Un peuple sans droits : la vie et le drame des Rohingyas

Les Rohingyas sont sans doute le peuple le plus privé de droits au monde, à commencer par leur pays, le Myanmar (anciennement Birmanie), dont ils occupent la région occidentale, où ils sont maintenus dans une situation proche du génocide : menacés de prison et de mort, ils ne peuvent pas posséder la terre qu'ils cultivent, leur seul moyen de subsistance, et ils ne peuvent même pas se marier sans l'autorisation officielle requise pour beaucoup d'autres activités privées.
La religion musulmane, dans un pays officiellement bouddhiste, les soumet à l'apartheid, véritable ségrégation raciale, qui les maintient isolés du reste des nations et légalement réprimés dans tous leurs droits. Leur seule chance de s'en sortir est de fuir vers le Bangladesh, le pays voisin avec lequel ils partagent la pauvreté, l'hospitalité forcée, mais aussi un refuge difficile et sans alternative.
La correspondante du Washington Post, Rebecca Tan, a réussi à surmonter toutes les difficultés et les mesures d'isolement auxquelles le camp est soumis et à vivre pendant deux semaines avec ce conglomérat humain où il est difficile de se déplacer parmi la multitude de malheureux qui souffrent de tous les besoins imaginaires et de l'absence de perspectives d'une quelconque possibilité d'améliorer leur avenir. Les Bangladais apportent le peu d'aide qu'ils peuvent se permettre et continuent d'héberger les nouveaux réfugiés qui continuent d'arriver clandestinement.

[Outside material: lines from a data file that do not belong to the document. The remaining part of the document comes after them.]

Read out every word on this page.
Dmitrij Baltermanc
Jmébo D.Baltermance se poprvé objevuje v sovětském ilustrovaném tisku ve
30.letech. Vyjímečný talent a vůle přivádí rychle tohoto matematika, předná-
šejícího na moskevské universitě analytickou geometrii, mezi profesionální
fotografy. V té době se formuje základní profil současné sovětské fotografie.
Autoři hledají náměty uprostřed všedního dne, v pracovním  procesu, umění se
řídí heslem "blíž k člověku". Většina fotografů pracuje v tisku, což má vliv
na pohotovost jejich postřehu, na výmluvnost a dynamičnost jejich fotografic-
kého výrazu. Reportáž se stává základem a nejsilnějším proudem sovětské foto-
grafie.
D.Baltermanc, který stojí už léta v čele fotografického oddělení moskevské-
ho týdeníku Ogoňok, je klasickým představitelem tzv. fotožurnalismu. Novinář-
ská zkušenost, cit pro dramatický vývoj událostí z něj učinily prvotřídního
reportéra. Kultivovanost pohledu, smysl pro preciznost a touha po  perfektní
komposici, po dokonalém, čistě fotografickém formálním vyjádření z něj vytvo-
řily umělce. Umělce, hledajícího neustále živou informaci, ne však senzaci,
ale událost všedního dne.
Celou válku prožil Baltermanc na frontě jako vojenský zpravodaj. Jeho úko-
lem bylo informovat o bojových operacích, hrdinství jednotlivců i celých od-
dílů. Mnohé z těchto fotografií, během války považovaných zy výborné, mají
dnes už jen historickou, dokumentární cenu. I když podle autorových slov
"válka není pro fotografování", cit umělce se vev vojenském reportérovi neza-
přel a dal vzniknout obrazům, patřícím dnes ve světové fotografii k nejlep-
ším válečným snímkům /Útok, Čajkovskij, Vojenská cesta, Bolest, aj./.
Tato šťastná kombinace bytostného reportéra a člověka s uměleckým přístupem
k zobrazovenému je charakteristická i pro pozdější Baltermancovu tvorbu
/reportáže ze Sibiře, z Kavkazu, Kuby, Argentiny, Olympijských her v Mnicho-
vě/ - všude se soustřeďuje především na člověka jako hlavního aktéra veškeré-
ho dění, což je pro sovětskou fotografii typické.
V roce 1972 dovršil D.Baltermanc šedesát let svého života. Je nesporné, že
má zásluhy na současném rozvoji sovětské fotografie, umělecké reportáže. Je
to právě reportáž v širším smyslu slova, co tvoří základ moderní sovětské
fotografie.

A l'intérieur du camp, la seule chose qui augmente est la violence. Les affrontements entre différents groupes sont quotidiens et font de nombreuses victimes. La police, qui ferme le camp aux fuyards et aux visites de personnes extérieures, comme les journalistes et les membres d'organisations humanitaires, ne parvient pas à maintenir le contrôle et la paix à l'intérieur du camp. Il est facile de s'imaginer vivre parmi un million de personnes désespérées et affamées.
Les Rohingyas sont un peuple avec une identité ethnique, une faible capacité d'intégration, une culture sous-développée, une religion musulmane avec ses propres nuances et originaire d'un territoire sans État qui les oblige à partager l'autorité avec un autre qui, loin de favoriser la coexistence, agit contre eux en tant qu'oppresseur. Le HCR, l'agence de l'ONU chargée du respect des droits de l'homme, a dénoncé à plusieurs reprises cette situation et s'est efforcé en vain de trouver une solution. Pour le gouvernement bangladais, la situation est intenable et les dictateurs birmans refusent d'accepter le retour aux lieux d'origine et d'améliorer les conditions des personnes qui restent sur leur territoire soumises à une marginalisation, peut-être la plus dure au monde.
Plusieurs personnalités ont coïncidé ces derniers jours pour attirer l'attention sur une société qui déverse depuis des mois une aide politique, militaire et économique à l'Ukraine dans sa guerre contre la Russie, et qui maintient dans l'oubli un drame dans lequel une dictature soumet des centaines de milliers de ses concitoyens parce qu'ils ne partagent pas leur différence d'identité. Les Rohingyas sont aujourd'hui les êtres humains les plus malheureux dans leur présent comme dans leur avenir.